Slaughterhouse Five, Kurt Vonnegut, p. 131
“The Blue Fairy Godmother knew something about killing.”
“Jesus Horatio Christ,” I screamed at the top of my lungs. No one heard me. I think it was about then that I passed out. I only recall the sensation of floating, something sticky, hot, then cold. Merle and his damned contraptions! He had rigged up a giant fan in the roof of the barn to try to keep the heat level down and to dissipate some of the stench from the never-ending pile of manure. Buddy, our ornery stallion, was acting up again, kicking his stall until the walls rattled. As I reached down to turn on the faucet I heard above me that wretched sound of metal-on-metal, wood splintering, and looked up and saw the fan blade—a blade big enough to power a small airplane—falling from the ceiling. I couldn’t move quickly enough to avoid it. That’s when I screamed. Apparently the blade hit me but I don’t remember the impact, only blackness. In an instant I knew everything about that village in Cameroon. I spoke the language; I looked like the others; I understood their customs, their food, their religion. I understood all the fine nuances of communicating with drums and my hands were hard from the playing. I was a woman of power, revered by some and feared by others. The mysteries of the native plants were revealed to me—the ability to heal or to harm. My people, the people I loved, looked at me with dark eyes, full of fear and hope for only I could conjure up something to protect them from the evil presence they called the Fairy Godmother. Villagers had been finding their animals dead, their throats slashed. Ancient stories had been passed through the generations of a woman who had been expelled from the tribe centuries ago.
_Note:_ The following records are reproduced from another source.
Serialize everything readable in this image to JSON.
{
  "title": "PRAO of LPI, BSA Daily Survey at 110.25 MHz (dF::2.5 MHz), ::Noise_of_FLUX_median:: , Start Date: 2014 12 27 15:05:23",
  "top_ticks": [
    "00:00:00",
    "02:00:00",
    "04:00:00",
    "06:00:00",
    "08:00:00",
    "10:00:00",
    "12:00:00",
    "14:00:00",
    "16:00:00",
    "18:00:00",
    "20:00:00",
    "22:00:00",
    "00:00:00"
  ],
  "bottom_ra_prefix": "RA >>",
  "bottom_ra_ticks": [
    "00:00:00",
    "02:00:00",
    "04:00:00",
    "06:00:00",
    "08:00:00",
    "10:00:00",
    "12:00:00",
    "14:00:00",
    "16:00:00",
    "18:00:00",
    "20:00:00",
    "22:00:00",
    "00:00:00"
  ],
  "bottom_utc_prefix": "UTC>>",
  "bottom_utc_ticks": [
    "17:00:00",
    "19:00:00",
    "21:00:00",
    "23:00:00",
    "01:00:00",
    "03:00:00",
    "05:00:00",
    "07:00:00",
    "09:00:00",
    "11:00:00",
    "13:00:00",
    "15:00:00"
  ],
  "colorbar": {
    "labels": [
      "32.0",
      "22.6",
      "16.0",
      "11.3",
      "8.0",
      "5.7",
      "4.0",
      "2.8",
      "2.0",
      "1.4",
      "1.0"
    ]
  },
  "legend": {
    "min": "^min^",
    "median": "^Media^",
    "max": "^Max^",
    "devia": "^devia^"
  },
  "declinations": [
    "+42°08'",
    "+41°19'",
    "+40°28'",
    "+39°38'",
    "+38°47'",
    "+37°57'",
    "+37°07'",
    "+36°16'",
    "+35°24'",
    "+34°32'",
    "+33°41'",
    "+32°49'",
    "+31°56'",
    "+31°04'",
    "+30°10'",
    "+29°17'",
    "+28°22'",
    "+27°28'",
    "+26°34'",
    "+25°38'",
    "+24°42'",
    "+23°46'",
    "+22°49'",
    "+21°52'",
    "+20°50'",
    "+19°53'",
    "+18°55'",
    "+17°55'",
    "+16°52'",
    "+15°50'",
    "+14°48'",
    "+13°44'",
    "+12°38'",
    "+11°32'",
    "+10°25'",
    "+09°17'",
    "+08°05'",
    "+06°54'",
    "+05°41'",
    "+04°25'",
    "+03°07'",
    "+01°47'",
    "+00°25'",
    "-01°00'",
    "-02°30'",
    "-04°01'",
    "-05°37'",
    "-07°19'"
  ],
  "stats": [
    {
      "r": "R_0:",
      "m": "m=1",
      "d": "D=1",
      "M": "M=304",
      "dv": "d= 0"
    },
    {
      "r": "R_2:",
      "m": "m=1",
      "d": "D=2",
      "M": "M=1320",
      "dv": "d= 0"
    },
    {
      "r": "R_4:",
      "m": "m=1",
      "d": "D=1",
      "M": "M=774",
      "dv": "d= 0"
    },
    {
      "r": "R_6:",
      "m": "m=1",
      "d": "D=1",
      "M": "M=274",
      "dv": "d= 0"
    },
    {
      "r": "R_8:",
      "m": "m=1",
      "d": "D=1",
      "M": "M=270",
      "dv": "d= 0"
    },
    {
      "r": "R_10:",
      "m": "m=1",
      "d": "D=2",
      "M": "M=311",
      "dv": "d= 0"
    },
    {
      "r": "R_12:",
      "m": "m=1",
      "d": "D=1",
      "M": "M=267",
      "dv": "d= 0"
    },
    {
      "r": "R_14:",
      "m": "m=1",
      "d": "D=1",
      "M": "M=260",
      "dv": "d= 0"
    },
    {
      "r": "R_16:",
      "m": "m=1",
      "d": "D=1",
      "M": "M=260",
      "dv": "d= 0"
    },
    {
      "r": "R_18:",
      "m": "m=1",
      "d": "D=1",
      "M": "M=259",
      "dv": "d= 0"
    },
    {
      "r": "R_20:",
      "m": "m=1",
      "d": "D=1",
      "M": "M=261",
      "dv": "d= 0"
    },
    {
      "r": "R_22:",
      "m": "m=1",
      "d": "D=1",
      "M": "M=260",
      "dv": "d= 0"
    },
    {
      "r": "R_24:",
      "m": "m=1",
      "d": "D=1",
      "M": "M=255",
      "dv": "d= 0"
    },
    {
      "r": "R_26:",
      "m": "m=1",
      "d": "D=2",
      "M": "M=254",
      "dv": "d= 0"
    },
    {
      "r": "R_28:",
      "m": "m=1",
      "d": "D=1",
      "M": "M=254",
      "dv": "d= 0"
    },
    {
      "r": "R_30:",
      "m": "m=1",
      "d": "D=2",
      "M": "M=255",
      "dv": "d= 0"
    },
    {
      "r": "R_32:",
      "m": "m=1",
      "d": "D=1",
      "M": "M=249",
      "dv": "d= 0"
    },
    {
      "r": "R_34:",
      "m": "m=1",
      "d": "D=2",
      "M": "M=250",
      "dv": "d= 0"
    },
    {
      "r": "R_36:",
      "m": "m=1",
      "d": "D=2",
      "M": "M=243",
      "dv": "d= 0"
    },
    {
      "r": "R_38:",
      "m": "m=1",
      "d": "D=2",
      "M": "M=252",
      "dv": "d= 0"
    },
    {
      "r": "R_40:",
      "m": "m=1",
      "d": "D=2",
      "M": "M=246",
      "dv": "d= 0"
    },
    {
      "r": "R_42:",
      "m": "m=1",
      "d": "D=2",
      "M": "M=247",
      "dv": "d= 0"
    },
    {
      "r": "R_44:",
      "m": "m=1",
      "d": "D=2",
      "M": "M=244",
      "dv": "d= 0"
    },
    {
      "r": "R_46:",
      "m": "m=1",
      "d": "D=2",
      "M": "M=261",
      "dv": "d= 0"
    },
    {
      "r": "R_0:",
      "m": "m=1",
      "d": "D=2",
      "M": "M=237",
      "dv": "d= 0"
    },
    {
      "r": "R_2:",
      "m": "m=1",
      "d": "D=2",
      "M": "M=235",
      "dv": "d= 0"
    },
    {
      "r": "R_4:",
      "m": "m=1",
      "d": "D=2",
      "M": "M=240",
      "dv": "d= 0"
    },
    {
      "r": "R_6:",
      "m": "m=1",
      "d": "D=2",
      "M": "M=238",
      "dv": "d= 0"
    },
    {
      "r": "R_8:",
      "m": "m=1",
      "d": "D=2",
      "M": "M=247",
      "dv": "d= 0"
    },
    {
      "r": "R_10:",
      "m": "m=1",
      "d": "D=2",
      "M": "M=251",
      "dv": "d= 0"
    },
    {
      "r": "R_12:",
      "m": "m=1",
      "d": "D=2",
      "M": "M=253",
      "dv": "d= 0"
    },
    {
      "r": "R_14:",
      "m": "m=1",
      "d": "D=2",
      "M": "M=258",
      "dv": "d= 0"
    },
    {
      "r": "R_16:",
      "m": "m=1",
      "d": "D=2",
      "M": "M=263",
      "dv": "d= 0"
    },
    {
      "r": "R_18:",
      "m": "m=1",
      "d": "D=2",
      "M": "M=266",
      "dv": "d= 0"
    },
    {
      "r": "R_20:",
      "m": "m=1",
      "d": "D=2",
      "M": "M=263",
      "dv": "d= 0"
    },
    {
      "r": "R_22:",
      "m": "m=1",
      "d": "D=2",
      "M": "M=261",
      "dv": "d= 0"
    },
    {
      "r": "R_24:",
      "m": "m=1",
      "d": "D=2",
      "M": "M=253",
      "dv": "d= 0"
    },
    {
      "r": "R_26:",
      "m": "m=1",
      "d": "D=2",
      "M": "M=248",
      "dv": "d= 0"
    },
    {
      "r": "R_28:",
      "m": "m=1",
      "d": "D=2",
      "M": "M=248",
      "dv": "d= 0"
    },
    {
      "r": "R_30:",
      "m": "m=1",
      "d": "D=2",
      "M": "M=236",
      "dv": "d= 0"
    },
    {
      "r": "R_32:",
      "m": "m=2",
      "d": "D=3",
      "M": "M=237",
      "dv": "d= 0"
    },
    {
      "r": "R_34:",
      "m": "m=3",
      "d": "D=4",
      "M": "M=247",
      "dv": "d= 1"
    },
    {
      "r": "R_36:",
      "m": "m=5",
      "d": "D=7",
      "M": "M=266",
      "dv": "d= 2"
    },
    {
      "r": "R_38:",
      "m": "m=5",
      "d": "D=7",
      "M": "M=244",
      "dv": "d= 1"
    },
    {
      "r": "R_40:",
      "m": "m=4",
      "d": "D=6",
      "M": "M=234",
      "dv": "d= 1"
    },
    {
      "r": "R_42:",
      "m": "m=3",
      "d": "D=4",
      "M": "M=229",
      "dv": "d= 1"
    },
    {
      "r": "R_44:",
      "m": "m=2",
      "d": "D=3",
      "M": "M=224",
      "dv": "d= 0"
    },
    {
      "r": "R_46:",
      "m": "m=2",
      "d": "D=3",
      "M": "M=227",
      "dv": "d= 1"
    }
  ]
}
Legend was that this woman, the Fairy Godmother, had been cursed so that she would never die and would spend eternity roaming outside the village alone. She had painted herself blue and she wailed in the night and sometimes killed the village animals in revenge. And I had the burden—some would say it was a privilege—of putting an end to this evil woman. I regained consciousness in the hospital days after my encounter with the airborne fan blade. Merle was sitting by my side, saying, “Honey, please be alright, please, please, please.” Over time he explained what happened to me, how he had found me unconscious on the barn floor in a pool of blood, and how Buddy had died when the blade slashed his throat like a machete. The Blue Fairy Godmother knew something about killing.